"An essential title for students of criminal justice."-Library Journal
“One frightening by-product of the American struggle over capital punishment is the proliferation of Life Without Parole as its bastard offspring. LWOP is embraced without scrutiny by abolitionists who assume that anything is better than execution. It is enshrined as a prosecutorial consolation prize when cases meet the technical standards for 'capital' murder but defendants lack blameworthiness. The unqualified condemnation of LWOP comes from a crazy displacement of distrust that puts extra suffering on offenders because citizens don’t trust those who govern.
Fighting capital punishment must be a central concern in the United States. But threats to human rights rarely develop one at a time, so injustice must be fought on multiple fields of engagement. Ogletree, Sarat, and their distinguished contributors perform an important public service by taking a sustained look at yet another dangerous punitive excess.”
-Franklin Zimring,William G. Simon Professor of Law, University of California, Berkeley
"Life Without Parole raises fundamental concerns both about the justice and the wisdom of this uniquely American phenomenon. It also poses uncomfortable questions for the reform community about the complex intersection between the death penalty and life without parole. If we hope to produce a justice system premised on human rights, we will have to find ways to respond to these challenges. Life Without Parole does a masterful job of pointing us in the right direction to begin that process."

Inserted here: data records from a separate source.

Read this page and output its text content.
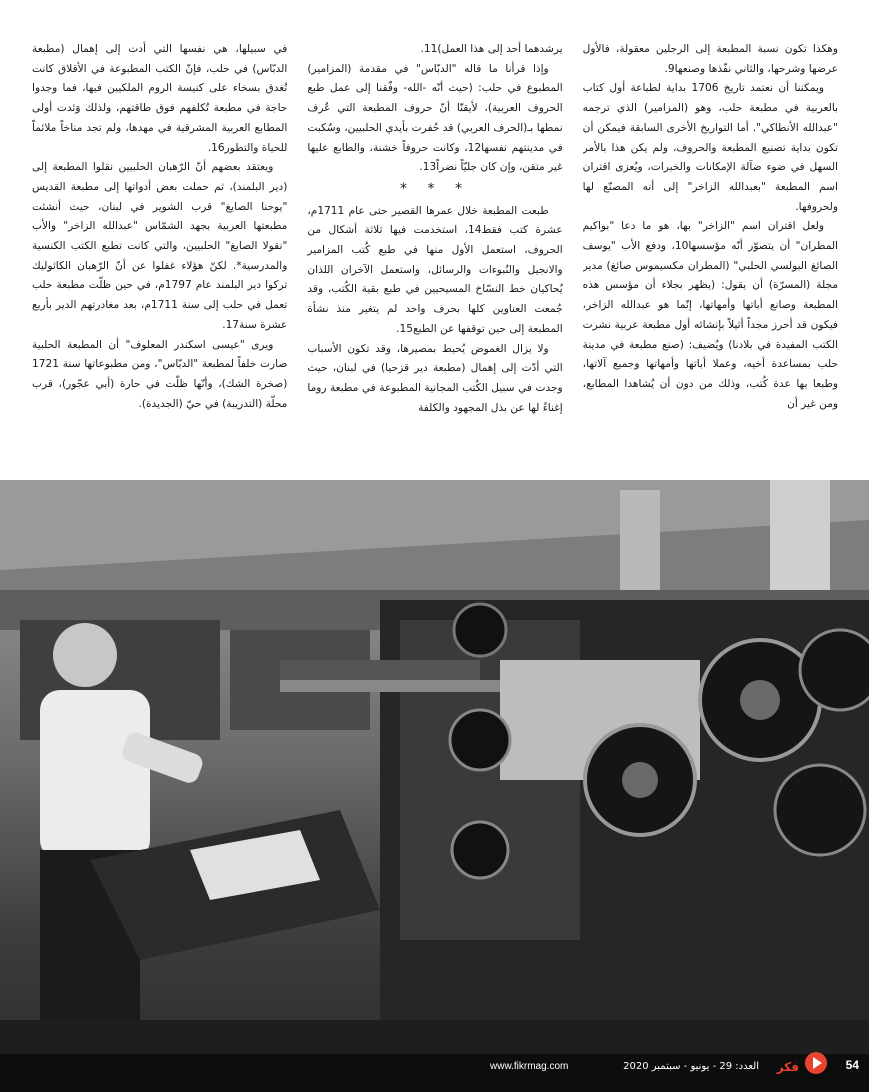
وهكذا تكون نسبة المطبعة إلى الرجلين معقولة، فالأول عرضها وشرحها، والثاني نفّذها وصنعها9.

ويمكننا أن نعتمد تاريخ 1706 بداية لطباعة أول كتاب بالعربية في مطبعة حلب، وهو (المزامير) الذي ترجمه "عبدالله الأنطاكي". أما التواريخ الأخرى السابقة فيمكن أن تكون بداية تصنيع المطبعة والحروف، ولم يكن هذا بالأمر السهل في ضوء ضآلة الإمكانات والخبرات، ويُعزى اقتران اسم المطبعة "بعبدالله الزاخر" إلى أنه المصنّع لها ولحروفها.

ولعل اقتران اسم "الزاخر" بها، هو ما دعا "بواكيم المطران" أن يتصوّر أنّه مؤسسها10، ودفع الأب "يوسف الصائغ البولسي الحلبي" (المطران مكسيموس صائغ) مدير مجلة (المسرّة) أن يقول: (يظهر بجلاء أن مؤسس هذه المطبعة وصانع أباتها وأمهاتها، إنّما هو عبدالله الزاخر، فيكون قد أحرز مجداً أثيلاً بإنشائه أول مطبعة عربية نشرت الكتب المفيدة في بلادنا) ويُضيف: (صنع مطبعة في مدينة حلب بمساعدة أخيه، وعملا أباتها وأمهاتها وجميع آلاتها، وطبعا بها عدة كُتب، وذلك من دون أن يُشاهدا المطابع، ومن غير أن

يرشدهما أحد إلى هذا العمل)11.

وإذا قرأنا ما قاله "الدبّاس" في مقدمة (المزامير) المطبوع في حلب: (حيث أنّه -الله- وفّقنا إلى عمل طبع الحروف العربية)، لأيقنّا أنّ حروف المطبعة التي عُرف نمطها بـ(الحرف العربي) قد حُفرت بأيدي الحلبيين، وسُكبت في مدينتهم نفسها12، وكانت حروفاً خشنة، والطابع عليها غير متقن، وإن كان جليّاً نضراً13.

* * *

طبعت المطبعة خلال عمرها القصير حتى عام 1711م، عشرة كتب فقط14، استخدمت فيها ثلاثة أشكال من الحروف، استعمل الأول منها في طبع كُتب المزامير والانجيل والنُبوءات والرسائل، واستعمل الآخران اللذان يُحاكيان خط النسّاخ المسيحيين في طبع بقية الكُتب، وقد جُمعت العناوين كلها بحرف واحد لم يتغير منذ نشأة المطبعة إلى حين توقفها عن الطبع15.

ولا يزال الغموض يُحيط بمصيرها، وقد تكون الأسباب التي أدّت إلى إهمال (مطبعة دير قزحيا) في لبنان، حيث وجدت في سبيل الكُتب المجانية المطبوعة في مطبعة روما إغناءً لها عن بذل المجهود والكلفة

في سبيلها، هي نفسها التي أدت إلى إهمال (مطبعة الدبّاس) في حلب، فإنّ الكتب المطبوعة في الأقلاق كانت تُغدق بسخاء على كنيسة الروم الملكيين فيها، فما وجدوا حاجة في مطبعة تُكلفهم فوق طاقتهم، ولذلك وَئدت أولى المطابع العربية المشرقية في مهدها، ولم تجد مناخاً ملائماً للحياة والتطور16.

ويعتقد بعضهم أنّ الرّهبان الحلبيين نقلوا المطبعة إلى (دير البلمند)، ثم حملت بعض أدواتها إلى مطبعة القديس "يوحنا الصايغ" قرب الشوير في لبنان، حيث أنشئت مطبعتها العربية بجهد الشمّاس "عبدالله الزاخر" والأب "نقولا الصايغ" الحلبيين، والتي كانت تطبع الكتب الكنسية والمدرسية*. لكنّ هؤلاء غفلوا عن أنّ الرّهبان الكاثوليك تركوا دير البلمند عام 1797م، في حين ظلّت مطبعة حلب تعمل في حلب إلى سنة 1711م، بعد مغادرتهم الدير بأربع عشرة سنة17.

ويرى "عيسى اسكندر المعلوف" أن المطبعة الحلبية صارت خلفاً لمطبعة "الدبّاس"، ومن مطبوعاتها سنة 1721 (صخرة الشك)، وأنّها ظلّت في حارة (أبي عجّور)، قرب محلّة (التدريبة) في حيّ (الجديدة).

www.fikrmag.com	العدد: 29 - يونيو - سبتمبر 2020 فكر	54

-Marc Mauer,Executive Director, The Sentencing Project
"A timely and engaging wake-up call, Life Without Parole is the first sustained attempt to understand the meaning of the newest weapon in the American punitive armory. This provocative collection, clear-sighted in its prophetic potential, questions whether LWOP is a humane alternative to the death penalty or a fate worse than death. A must-read for all who want to understand the dark underside of twenty-first century democracy in a country where ever more citizens are condemned to a vast penal complex that redefines death as it expands criminality."
-Colin Dayan,author of The Law is a White Dog
"The authors arguments are valid and strong."-Criminal Law and Criminal Justice Book Review
About the Author
Charles J. Ogletree, Jr. is Jesse Climenko Professor of Law and Executive Director of the Charles Hamilton Houston Institute for Race and Justice at Harvard Law School. Previous collaborations for NYU Press with Austin Sarat include From Lynch Mobs to the Killing State: Race and the Death Penalty in America (2006), When Law Fails: Making Sense of Miscarraiges of Justice (2009), and The Road to Abolition? The Future of Capital Punishment in the United States (2010).
Austin Sarat is William Nelson Cromwell Professor of Jurisprudence and Political Science at Amherst College. Previous collaborations for NYU Press with Charles J. Ogletree include From Lynch Mobs to the Killing State: Race and the Death Penalty in America (2006), When Law Fails: Making Sense of Miscarraiges of Justice (2009), and The Road to Abolition? The Future of Capital Punishment in the United States (2010).